Florida State University Robert O. Lawton Professor of Biological Science Joseph Travis and a team of researchers have been studying guppies for more than a decade. The team has been studying how this tiny tropical fish offers insight into key factors of evolution and found that population density drives the evolutionary changes found in guppies.
Their study was published in American Naturalist.
In 2006, the team transplanted guppies from the bottom of four different streams to the top of those streams. The quality of life for the guppies in the bottom of the streams versus the top was quite different.
“Downstream, your life is nasty, brutish and short,” Travis said. “You mature as fast as you can and reproduce. Upstream, you can expect to live longer and perhaps take your time with life.”
Over the years, guppies have become a textbook example of rapid evolution, with scientists believing the differences between upstream and downstream guppies were a direct response to their different risks of predation. However, Travis and his colleagues found that this was not the case — something else was driving the rapid evolution of upstream guppies.
“In these upstream communities, they’re dealing with a crowded world,” Travis said. “Their evolution turns out to be a response to that crowded world.”
The team was able to make this conclusion because they tracked every aspect of the life of more than 40,000 individual guppies over the past decade, specifically noting how fast they matured and how large they grew.
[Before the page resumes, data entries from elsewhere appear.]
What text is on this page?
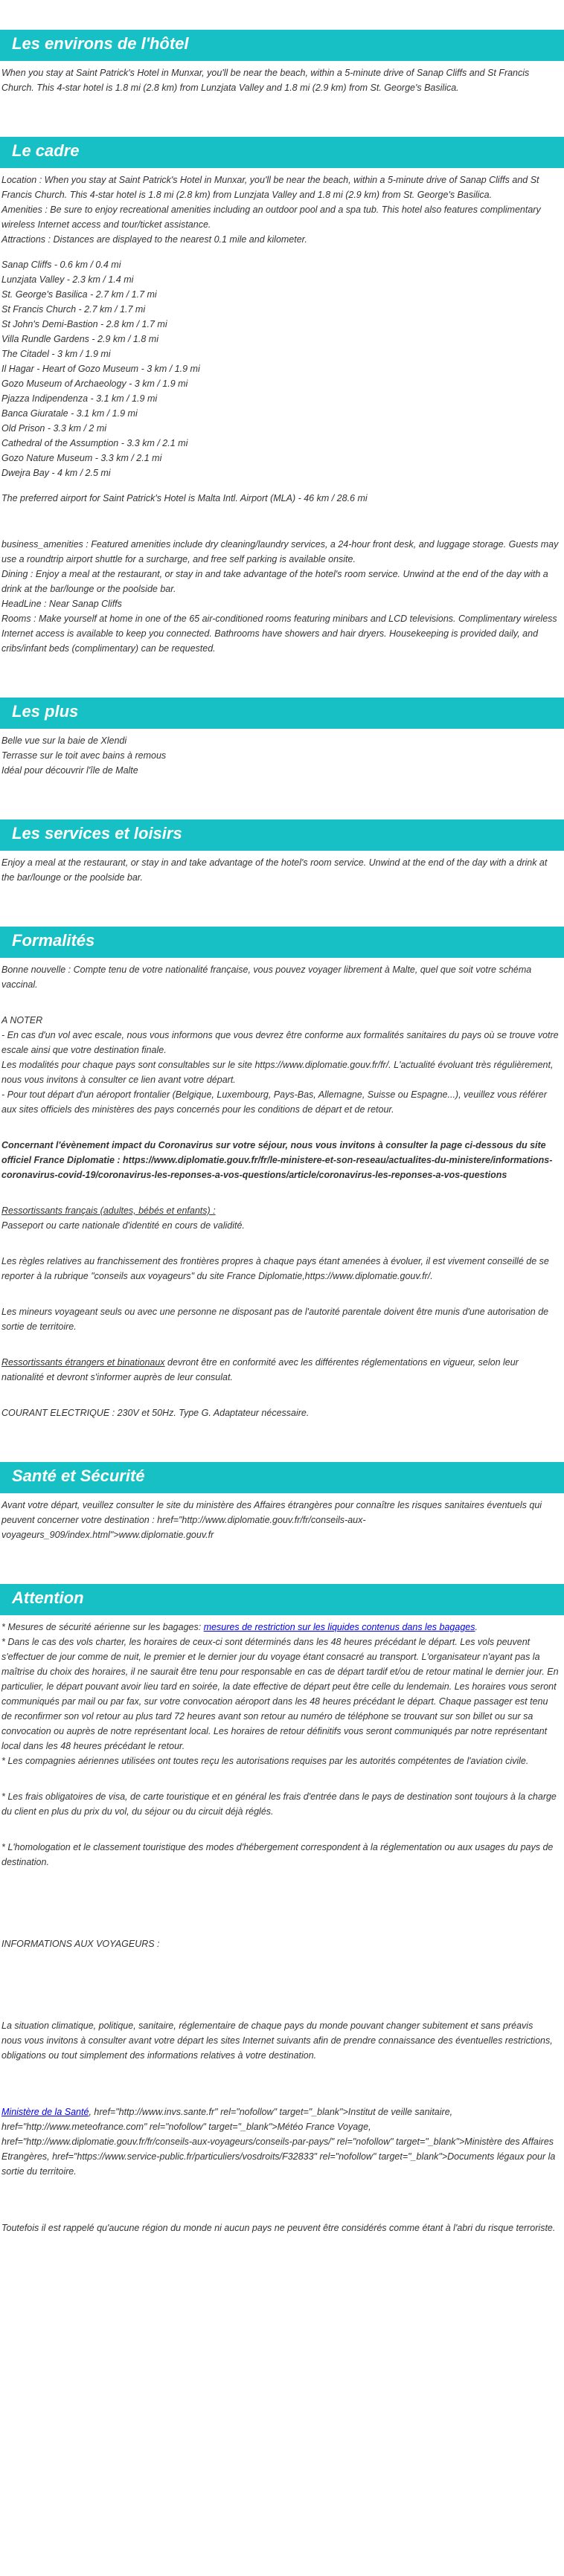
Les environs de l'hôtel

When you stay at Saint Patrick's Hotel in Munxar, you'll be near the beach, within a 5-minute drive of Sanap Cliffs and St Francis Church. This 4-star hotel is 1.8 mi (2.8 km) from Lunzjata Valley and 1.8 mi (2.9 km) from St. George's Basilica.

Le cadre

Location : When you stay at Saint Patrick's Hotel in Munxar, you'll be near the beach, within a 5-minute drive of Sanap Cliffs and St Francis Church. This 4-star hotel is 1.8 mi (2.8 km) from Lunzjata Valley and 1.8 mi (2.9 km) from St. George's Basilica.

Amenities : Be sure to enjoy recreational amenities including an outdoor pool and a spa tub. This hotel also features complimentary wireless Internet access and tour/ticket assistance.

Attractions : Distances are displayed to the nearest 0.1 mile and kilometer.

Sanap Cliffs - 0.6 km / 0.4 mi

Lunzjata Valley - 2.3 km / 1.4 mi

St. George's Basilica - 2.7 km / 1.7 mi

St Francis Church - 2.7 km / 1.7 mi

St John's Demi-Bastion - 2.8 km / 1.7 mi

Villa Rundle Gardens - 2.9 km / 1.8 mi

The Citadel - 3 km / 1.9 mi

Il Hagar - Heart of Gozo Museum - 3 km / 1.9 mi

Gozo Museum of Archaeology - 3 km / 1.9 mi

Pjazza Indipendenza - 3.1 km / 1.9 mi

Banca Giuratale - 3.1 km / 1.9 mi

Old Prison - 3.3 km / 2 mi

Cathedral of the Assumption - 3.3 km / 2.1 mi

Gozo Nature Museum - 3.3 km / 2.1 mi

Dwejra Bay - 4 km / 2.5 mi

The preferred airport for Saint Patrick's Hotel is Malta Intl. Airport (MLA) - 46 km / 28.6 mi

business_amenities : Featured amenities include dry cleaning/laundry services, a 24-hour front desk, and luggage storage. Guests may use a roundtrip airport shuttle for a surcharge, and free self parking is available onsite.

Dining : Enjoy a meal at the restaurant, or stay in and take advantage of the hotel's room service. Unwind at the end of the day with a drink at the bar/lounge or the poolside bar.

HeadLine : Near Sanap Cliffs

Rooms : Make yourself at home in one of the 65 air-conditioned rooms featuring minibars and LCD televisions. Complimentary wireless Internet access is available to keep you connected. Bathrooms have showers and hair dryers. Housekeeping is provided daily, and cribs/infant beds (complimentary) can be requested.

Les plus

Belle vue sur la baie de Xlendi

Terrasse sur le toit avec bains à remous

Idéal pour découvrir l'île de Malte

Les services et loisirs

Enjoy a meal at the restaurant, or stay in and take advantage of the hotel's room service. Unwind at the end of the day with a drink at the bar/lounge or the poolside bar.

Formalités

Bonne nouvelle : Compte tenu de votre nationalité française, vous pouvez voyager librement à Malte, quel que soit votre schéma vaccinal.

A NOTER

- En cas d'un vol avec escale, nous vous informons que vous devrez être conforme aux formalités sanitaires du pays où se trouve votre escale ainsi que votre destination finale.

Les modalités pour chaque pays sont consultables sur le site https://www.diplomatie.gouv.fr/fr/. L'actualité évoluant très régulièrement, nous vous invitons à consulter ce lien avant votre départ.

- Pour tout départ d'un aéroport frontalier (Belgique, Luxembourg, Pays-Bas, Allemagne, Suisse ou Espagne...), veuillez vous référer aux sites officiels des ministères des pays concernés pour les conditions de départ et de retour.

Concernant l'évènement impact du Coronavirus sur votre séjour, nous vous invitons à consulter la page ci-dessous du site officiel France Diplomatie : https://www.diplomatie.gouv.fr/fr/le-ministere-et-son-reseau/actualites-du-ministere/informations-coronavirus-covid-19/coronavirus-les-reponses-a-vos-questions/article/coronavirus-les-reponses-a-vos-questions

Ressortissants français (adultes, bébés et enfants) :

Passeport ou carte nationale d'identité en cours de validité.

Les règles relatives au franchissement des frontières propres à chaque pays étant amenées à évoluer, il est vivement conseillé de se reporter à la rubrique "conseils aux voyageurs" du site France Diplomatie,https://www.diplomatie.gouv.fr/.

Les mineurs voyageant seuls ou avec une personne ne disposant pas de l'autorité parentale doivent être munis d'une autorisation de sortie de territoire.

Ressortissants étrangers et binationaux devront être en conformité avec les différentes réglementations en vigueur, selon leur nationalité et devront s'informer auprès de leur consulat.

COURANT ELECTRIQUE : 230V et 50Hz. Type G. Adaptateur nécessaire.

Santé et Sécurité

Avant votre départ, veuillez consulter le site du ministère des Affaires étrangères pour connaître les risques sanitaires éventuels qui peuvent concerner votre destination : href="http://www.diplomatie.gouv.fr/fr/conseils-aux-voyageurs_909/index.html">www.diplomatie.gouv.fr

Attention

* Mesures de sécurité aérienne sur les bagages: mesures de restriction sur les liquides contenus dans les bagages.

* Dans le cas des vols charter, les horaires de ceux-ci sont déterminés dans les 48 heures précédant le départ. Les vols peuvent s'effectuer de jour comme de nuit, le premier et le dernier jour du voyage étant consacré au transport. L'organisateur n'ayant pas la maîtrise du choix des horaires, il ne saurait être tenu pour responsable en cas de départ tardif et/ou de retour matinal le dernier jour. En particulier, le départ pouvant avoir lieu tard en soirée, la date effective de départ peut être celle du lendemain. Les horaires vous seront communiqués par mail ou par fax, sur votre convocation aéroport dans les 48 heures précédant le départ. Chaque passager est tenu de reconfirmer son vol retour au plus tard 72 heures avant son retour au numéro de téléphone se trouvant sur son billet ou sur sa convocation ou auprès de notre représentant local. Les horaires de retour définitifs vous seront communiqués par notre représentant local dans les 48 heures précédant le retour.

* Les compagnies aériennes utilisées ont toutes reçu les autorisations requises par les autorités compétentes de l'aviation civile.

* Les frais obligatoires de visa, de carte touristique et en général les frais d'entrée dans le pays de destination sont toujours à la charge du client en plus du prix du vol, du séjour ou du circuit déjà réglés.

* L'homologation et le classement touristique des modes d'hébergement correspondent à la réglementation ou aux usages du pays de destination.

INFORMATIONS AUX VOYAGEURS :

La situation climatique, politique, sanitaire, réglementaire de chaque pays du monde pouvant changer subitement et sans préavis

nous vous invitons à consulter avant votre départ les sites Internet suivants afin de prendre connaissance des éventuelles restrictions, obligations ou tout simplement des informations relatives à votre destination.

Ministère de la Santé, href="http://www.invs.sante.fr" rel="nofollow" target="_blank">Institut de veille sanitaire, href="http://www.meteofrance.com" rel="nofollow" target="_blank">Météo France Voyage, href="http://www.diplomatie.gouv.fr/fr/conseils-aux-voyageurs/conseils-par-pays/" rel="nofollow" target="_blank">Ministère des Affaires Etrangères, href="https://www.service-public.fr/particuliers/vosdroits/F32833" rel="nofollow" target="_blank">Documents légaux pour la sortie du territoire.

Toutefois il est rappelé qu'aucune région du monde ni aucun pays ne peuvent être considérés comme étant à l'abri du risque terroriste.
They also carefully tracked ecological changes in these streams.
Travis and his colleague David Reznick from University of California, Riverside developed the idea for the study several years ago.
“He and I designed the experiment so that we could find out what really drives guppy evolution and eliminate all of the competing explanations,” Travis said.
This is natural selection in its purest form. With a higher population, there is less food available. The guppies evolved to handle those changes. One such change involved having fewer offspring.
“You don’t want to waste your reproductive effort on offspring that won’t live,” Travis said.
Travis said these results could be applicable to other animals because this is a pattern seen often in nature.
“Whenever a top predator is removed from an ecosystem, the species that used to be limited by that predator soon find themselves in a very different world,” Travis said. “This happens when we overfish marine ecosystems, when we exterminate wolves and when our attempts at insect control inadvertently remove the insect predators of the pests we were trying to eliminate. In guppies, the results are more pronounced because they evolve so quickly and the team was able to study the process in a controlled experimental fashion.”
This research is funded by the National Science Foundation.
Co-authors on this study are Reznick of University of California, Riverside; Ron Basser, a former doctoral student at UC Riverside who is now an assistant professor at Williams College; Corey Handelsman, Cameron Ghalambor, Emily Ruell and Julian Torres-Dowdall from Colorado State University; Tim Coulson and Tomos Potter of Oxford University; and Paul Bentzen of Dalhousie University.